Conversion optimization is an important exercise for ecommerce sites. But testing every little thing on your website can do more harm than good if it’s not done strategically.

With that in mind, we’ve outlined how and why you should run 3 particularly important A/B tests this year.

 

Before You Start

Before you get started there are a couple things to keep in mind when A/B testing. First, make sure you can get statistically significant data. If you don’t have a huge amount of traffic, you just need to make sure to let the test run for long enough to get a large sample of data. VMO has a test duration calculator to help you get an idea of how long a test should run for as well as a statistical significance calculator.

Second, keep it simple. While large sites with huge amounts of traffic and sophisticated software can conduct largescale multivariate tests, the vast majority of businesses are better off with smaller scale A/B tests. Not only are smaller scale tests easier to pull off, but you also get results faster so you can prove your hypothesis sooner.

 

Images on Your Product Pages

Images can help a product page better resonate with visitors, but have you tested how different pictures impact conversions? Is it better to have images of just your product or someone wearing/using it?

If it turns out that having a model is best, then go a step further and test different models and different poses. The Adore Me CEO says that they test different product images for each bra they sell, and that slightly different poses have doubled sales for some products.

 

 

Next, test the size of your images. Data suggests that larger product images increases conversions, but run a test to make sure.

 

Filters

Filters are a great way to improve the user experience and help shoppers find the products they are interested in; however, they also represent a good opportunity for testing.

User testing by the Baynard Institute found that filters can often get overlooked or mistaken for sorting tools (rather than filters). An improvement they suggest testing is a change from the typical left-vertical filtering bar to a horizontal filtering bar, like the one shown below.

 

 

When you’re running the A/B test, compare the number of times that products get added to a cart. If a horizontal bar results in more adds overall, then it probably does a better job of helping shoppers find what they are looking for.

Another filtering technique to A/B test is the use of thematic filters. Thematic filters limit product selections to a particular theme, so rather than simply having customer sort by jackets it would allow them to choose between winter jackets, spring jackets, and so on.

Macy’s does a particularly good job of thematic filtering, and for example, allows women to filter by dress occasion. Such as party dresses or wear to work.

 

Post-Purchase Emails

Post purchase emails are a great way to keep the conversation going with your customers, but they also have huge potential to drive additional sales. Given the importance of post-purchase emails it makes sense to test how different offerings can impact their performance.

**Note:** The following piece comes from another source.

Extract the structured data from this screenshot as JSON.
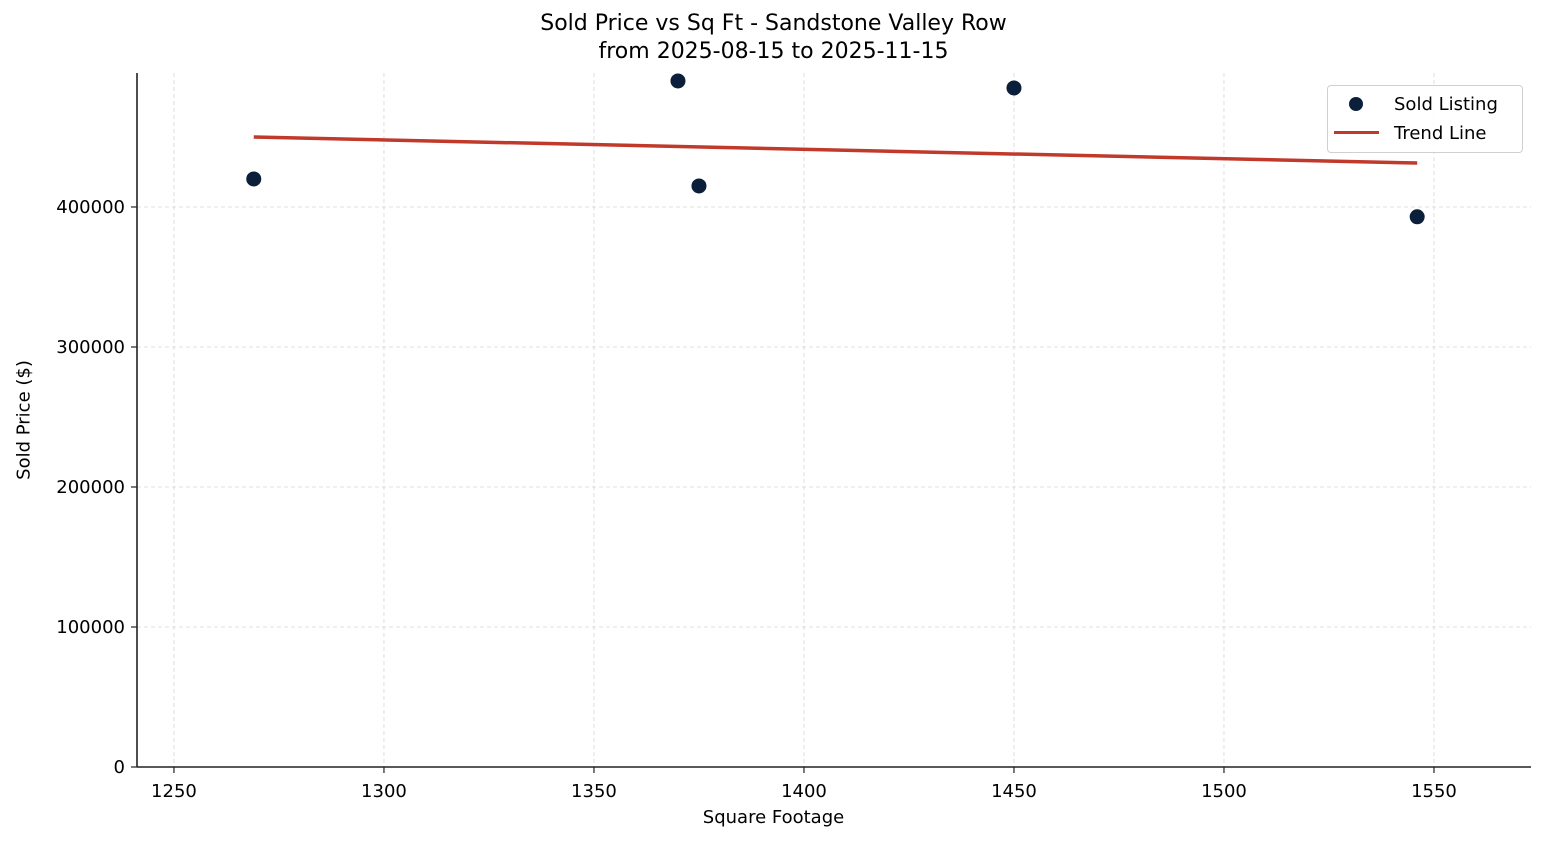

First, try testing an entirely different style of email. If you send customers a thank you message, then test the impact of sending a product recommendation email or product review email.

Another good test for post purchase emails is how your customers respond to different coupons and discounts. Do you get more repeat purchases from sending customers a coupon for 10% off or $10 off?

 

It’s All About Context

Of course, this wouldn’t be an optimization post without the obligatory: what works for one business may not work for the next. There are several factors that play into the results of an A/B test, and that means the best way to make meaningful improvements on your own site is by continually testing it. Just because one business found a lift in conversions from an orange button, doesn’t mean your blue button is no good.

Another point to keep in mind is that 7 out of 8 tests don’t result in any type of considerable change. Most tests will lead to changes of plus or minus 5%, but as Peep Laja puts it, “it’s about incremental gains, as, at the end, all improvements will add up.”